Knowing The Types Of Cancer That Originate In The Prostate
Cancer of the prostate gland is one of the most frequent and hurtful tumors that affect the male population. The large majority of prostate cancers are represented by adenocarcinomas, whereas less percent of people develop squamous, transitional, signet ring cell and other types of prostate cancers. Prostate adenocarcinomas lead to the absence of the basal cell layer in the prostate and the presence of abnormal mitosis.
Acinar adenocarcinomas are the most common form of the cancer of prostate gland . Adenocarcinoma of the prostate expresses immunohistochemical markers of prostatic tissue, prostate specific antigen, prostatic acid phosphatase, androgen receptor and cytokinins.In one study, the tumor was characterized by two features, firstly, high grade infiltrating acinar adenocarcinoma with gleason score of 8 or 9 and secondly, intraductal carcinoma which is characterized by the malign epithelial cells filling dilated ductal acinar structures surrounded by basal cells. Ductal adenocarcinomas of the prostate develop from the prostatic urethra and it is one of the many exophytic lesions that may present in the prostatic urethra of aged men and include benign and malignant lesions of the prostate gland of urothelial.
The majority of ductal adenocarcinomas are found to be linked with the components of acinar and having a tumor with all the components of ductal is the very rare case. Ductal adenocarcinomas usually arise from the primary periurethral prostatic ducts, whereas acinar adenocarcinomas arise from other periurethral prostatic ducts. Also, ductal adenocarcinomas consist of columnar cells that are arranged in one of the pattern, papillary or cribriform and on the other hand acinar adenocarcinomas exhibits the cuboidal cells that are arranged in acini. When the ductal cells are arranged in the papillary pattern, it is composed of true papillary fronds that are lined by the columnar cells that exhibit nuclear pleomorphism and hyperchromasia. The other patterns are made up of proliferating large, back to back cribriform glands with central necrosis.
Squamous Cell Carcinoma is a rare condition and it is more malignant than adenocarcinomas. Most of the time an abnormal change in the nature of tissues that occurs in the prostate in chronic prostatitis, after estrogen or radiation therapy, and around the prostatic infarcts has been misdiagnosed to be primary squamous cell carcinoma. According to the studies, there is a strict criterion to diagnose primary cell carcinoma of the prostate:
- A malignant abnormal growth that is characterized by invasion, disordered growth and cellular anaplasia.
- Clear squamous features of keratinization, squamous pearls, and numerous distinct intercellular bridges.
- Lack of glandular and acinar pattern.
- No prior estrogen therapy.
- An absence of primary squamous cancer anywhere else and especially squamous cancer of the bladder.
The risk of developing squamous cell carcinoma of the prostate is less and it is very aggressive as compared to ordinary adenocarcinomas.
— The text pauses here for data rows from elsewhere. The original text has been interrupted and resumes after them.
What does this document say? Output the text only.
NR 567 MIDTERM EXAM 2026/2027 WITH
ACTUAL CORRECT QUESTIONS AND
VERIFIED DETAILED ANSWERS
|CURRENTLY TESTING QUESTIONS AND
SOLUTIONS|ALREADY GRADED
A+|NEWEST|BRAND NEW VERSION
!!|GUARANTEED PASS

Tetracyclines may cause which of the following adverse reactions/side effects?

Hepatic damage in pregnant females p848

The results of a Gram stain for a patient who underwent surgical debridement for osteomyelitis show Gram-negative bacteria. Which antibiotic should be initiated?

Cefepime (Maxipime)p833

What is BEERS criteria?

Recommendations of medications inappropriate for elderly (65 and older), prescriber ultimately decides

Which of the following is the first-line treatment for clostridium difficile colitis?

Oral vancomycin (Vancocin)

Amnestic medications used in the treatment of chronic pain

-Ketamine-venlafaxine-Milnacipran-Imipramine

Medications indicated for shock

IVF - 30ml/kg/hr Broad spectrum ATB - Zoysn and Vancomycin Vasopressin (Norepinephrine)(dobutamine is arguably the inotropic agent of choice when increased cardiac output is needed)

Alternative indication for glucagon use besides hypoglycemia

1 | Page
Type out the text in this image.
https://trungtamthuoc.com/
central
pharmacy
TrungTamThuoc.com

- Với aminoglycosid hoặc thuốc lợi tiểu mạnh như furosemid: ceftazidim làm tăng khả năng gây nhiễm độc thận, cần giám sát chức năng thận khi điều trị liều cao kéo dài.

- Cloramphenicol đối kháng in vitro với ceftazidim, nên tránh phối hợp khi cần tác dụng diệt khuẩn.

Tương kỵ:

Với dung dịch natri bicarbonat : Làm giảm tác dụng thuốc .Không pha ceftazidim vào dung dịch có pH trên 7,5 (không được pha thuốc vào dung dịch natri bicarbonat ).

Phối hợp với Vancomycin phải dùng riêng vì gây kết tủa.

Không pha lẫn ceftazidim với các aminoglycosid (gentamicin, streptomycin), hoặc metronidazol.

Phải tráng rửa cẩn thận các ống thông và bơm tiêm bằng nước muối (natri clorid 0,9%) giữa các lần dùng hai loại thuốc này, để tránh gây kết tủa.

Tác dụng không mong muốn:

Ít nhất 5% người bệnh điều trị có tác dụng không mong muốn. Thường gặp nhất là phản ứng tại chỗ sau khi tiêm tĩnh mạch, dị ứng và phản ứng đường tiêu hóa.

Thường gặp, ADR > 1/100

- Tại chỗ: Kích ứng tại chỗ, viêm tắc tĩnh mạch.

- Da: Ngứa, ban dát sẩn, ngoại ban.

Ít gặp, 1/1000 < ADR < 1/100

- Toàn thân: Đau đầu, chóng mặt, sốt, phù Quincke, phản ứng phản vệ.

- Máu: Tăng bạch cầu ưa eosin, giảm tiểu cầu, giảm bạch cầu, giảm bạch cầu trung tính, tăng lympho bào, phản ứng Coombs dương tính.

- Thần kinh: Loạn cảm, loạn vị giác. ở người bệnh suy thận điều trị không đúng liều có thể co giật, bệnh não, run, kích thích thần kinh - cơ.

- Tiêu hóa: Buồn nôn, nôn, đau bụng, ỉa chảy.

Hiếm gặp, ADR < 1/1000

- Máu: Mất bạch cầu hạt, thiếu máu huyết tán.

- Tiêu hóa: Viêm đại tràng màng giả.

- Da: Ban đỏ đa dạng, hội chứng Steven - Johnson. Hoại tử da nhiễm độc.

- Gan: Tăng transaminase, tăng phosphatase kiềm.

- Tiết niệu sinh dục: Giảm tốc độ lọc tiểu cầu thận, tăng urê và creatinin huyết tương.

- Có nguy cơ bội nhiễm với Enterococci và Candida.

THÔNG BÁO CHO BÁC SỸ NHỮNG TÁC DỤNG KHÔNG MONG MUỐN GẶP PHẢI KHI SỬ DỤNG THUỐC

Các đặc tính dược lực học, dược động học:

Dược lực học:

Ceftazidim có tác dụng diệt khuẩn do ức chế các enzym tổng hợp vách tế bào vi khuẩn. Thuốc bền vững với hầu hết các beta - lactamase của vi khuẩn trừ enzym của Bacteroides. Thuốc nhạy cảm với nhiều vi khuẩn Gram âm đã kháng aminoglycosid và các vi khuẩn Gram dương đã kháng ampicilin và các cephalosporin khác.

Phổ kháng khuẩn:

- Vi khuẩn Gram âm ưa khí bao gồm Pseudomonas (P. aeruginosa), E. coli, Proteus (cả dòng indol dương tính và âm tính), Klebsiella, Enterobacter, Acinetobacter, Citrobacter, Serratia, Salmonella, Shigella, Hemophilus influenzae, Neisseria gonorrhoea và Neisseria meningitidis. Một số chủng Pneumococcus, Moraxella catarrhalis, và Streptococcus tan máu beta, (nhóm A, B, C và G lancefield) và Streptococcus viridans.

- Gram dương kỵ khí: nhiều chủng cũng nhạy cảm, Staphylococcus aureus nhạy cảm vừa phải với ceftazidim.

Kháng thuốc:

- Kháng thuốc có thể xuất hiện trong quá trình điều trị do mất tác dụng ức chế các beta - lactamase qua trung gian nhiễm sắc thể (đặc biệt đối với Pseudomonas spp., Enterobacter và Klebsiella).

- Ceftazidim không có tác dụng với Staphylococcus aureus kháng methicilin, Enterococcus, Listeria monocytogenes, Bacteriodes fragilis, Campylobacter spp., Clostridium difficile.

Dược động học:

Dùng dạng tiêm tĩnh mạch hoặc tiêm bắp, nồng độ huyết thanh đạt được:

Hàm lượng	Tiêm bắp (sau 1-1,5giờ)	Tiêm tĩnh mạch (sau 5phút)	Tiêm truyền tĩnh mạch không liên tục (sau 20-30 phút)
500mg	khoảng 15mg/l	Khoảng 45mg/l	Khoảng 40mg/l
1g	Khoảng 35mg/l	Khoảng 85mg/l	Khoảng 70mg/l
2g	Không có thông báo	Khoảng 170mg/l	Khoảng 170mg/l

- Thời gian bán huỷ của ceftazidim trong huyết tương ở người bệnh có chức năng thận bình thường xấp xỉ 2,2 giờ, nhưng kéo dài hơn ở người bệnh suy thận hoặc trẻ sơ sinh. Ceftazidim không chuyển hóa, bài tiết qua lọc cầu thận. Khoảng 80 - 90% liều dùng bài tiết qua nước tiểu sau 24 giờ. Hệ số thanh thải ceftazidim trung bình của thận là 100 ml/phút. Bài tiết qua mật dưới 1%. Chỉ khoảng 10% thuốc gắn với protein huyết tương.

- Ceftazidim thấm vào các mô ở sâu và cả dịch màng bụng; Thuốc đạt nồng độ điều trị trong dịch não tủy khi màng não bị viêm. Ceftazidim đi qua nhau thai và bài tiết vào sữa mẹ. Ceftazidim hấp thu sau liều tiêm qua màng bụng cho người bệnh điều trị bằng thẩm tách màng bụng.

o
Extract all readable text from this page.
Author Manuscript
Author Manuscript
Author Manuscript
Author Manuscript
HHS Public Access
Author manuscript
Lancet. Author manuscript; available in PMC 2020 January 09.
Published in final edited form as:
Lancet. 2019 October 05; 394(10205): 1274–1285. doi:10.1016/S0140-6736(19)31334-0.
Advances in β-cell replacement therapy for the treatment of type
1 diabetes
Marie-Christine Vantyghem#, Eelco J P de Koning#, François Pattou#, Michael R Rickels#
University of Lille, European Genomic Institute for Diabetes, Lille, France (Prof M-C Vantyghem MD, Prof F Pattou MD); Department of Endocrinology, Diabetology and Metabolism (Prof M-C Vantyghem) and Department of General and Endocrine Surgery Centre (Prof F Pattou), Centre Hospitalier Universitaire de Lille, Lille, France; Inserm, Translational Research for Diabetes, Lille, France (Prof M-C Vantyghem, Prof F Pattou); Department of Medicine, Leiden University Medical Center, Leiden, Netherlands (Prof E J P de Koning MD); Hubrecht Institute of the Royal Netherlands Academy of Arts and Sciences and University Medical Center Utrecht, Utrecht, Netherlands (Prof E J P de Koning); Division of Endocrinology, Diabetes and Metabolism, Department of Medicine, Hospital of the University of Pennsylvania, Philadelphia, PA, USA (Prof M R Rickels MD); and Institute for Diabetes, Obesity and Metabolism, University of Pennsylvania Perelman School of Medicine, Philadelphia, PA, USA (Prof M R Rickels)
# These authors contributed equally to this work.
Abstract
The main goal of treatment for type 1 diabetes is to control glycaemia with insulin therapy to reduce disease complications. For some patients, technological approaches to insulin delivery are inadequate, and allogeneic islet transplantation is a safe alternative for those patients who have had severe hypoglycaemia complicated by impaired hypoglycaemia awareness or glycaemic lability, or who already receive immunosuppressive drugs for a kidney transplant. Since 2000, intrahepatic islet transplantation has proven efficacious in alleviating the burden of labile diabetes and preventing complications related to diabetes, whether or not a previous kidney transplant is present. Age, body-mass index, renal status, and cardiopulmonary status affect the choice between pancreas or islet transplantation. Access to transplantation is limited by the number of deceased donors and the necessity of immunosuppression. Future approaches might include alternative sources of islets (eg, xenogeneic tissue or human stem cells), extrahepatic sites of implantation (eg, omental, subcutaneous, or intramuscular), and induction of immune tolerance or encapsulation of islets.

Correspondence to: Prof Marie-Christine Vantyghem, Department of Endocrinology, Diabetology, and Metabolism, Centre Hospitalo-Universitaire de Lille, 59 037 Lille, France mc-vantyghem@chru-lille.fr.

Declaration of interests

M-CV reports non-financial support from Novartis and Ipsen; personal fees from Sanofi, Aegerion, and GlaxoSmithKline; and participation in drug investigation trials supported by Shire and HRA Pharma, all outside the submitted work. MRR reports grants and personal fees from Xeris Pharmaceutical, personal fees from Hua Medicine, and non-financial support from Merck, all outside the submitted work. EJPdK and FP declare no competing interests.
The basal cells of the prostatic acini and the transitional epithelia lining major ducts are presumed to be involved in the development of squamous cell carcinoma of the prostate.
Transitional cell carcinoma of the prostate is a carcinoma of the urothelial origins. The transitional cell carcinoma of the prostate is rarely primary and it usually represents synchronous and metachronous from carcinomas of bladder and urethra. The primary transitional cell carcinoma of the prostate involves the whole prostatic urethra and particularly the areas which are near the verumontanum, the large prostatic duct, and areas nearby to acini. According to the researchers, it is presumed that cancer arises from the urothelium lining the prostatic urethra and the proximal portion of the prostatic ducts and they also suggest that the tumor that originates in the prostate can also result in the malignant transformation of the prostatic urothelium.
Signet ring cell carcinoma of the prostate is a very rare type of malignant tumor and very few cases of this type of prostate cancer have been diagnosed. Signet cell carcinoma of the prostate is characterized by an intracytoplasmic vacuole compressing the nucleus into a crescent shape at the cellular level. These tumors lead to an elevated PSA level and it also exhibits highly aggressive behavior as compared to other adenocarcinomas of the prostate. Also, various studies suggest that patients who develop signet ring cell carcinoma live only for a few years after resection. Patients who suffer from the signet ring cell carcinoma often complains of obstructive urinary symptoms. When the signet cells of carcinoma originate in the prostate, immunohistological and histological stains can help in making a correct diagnosis.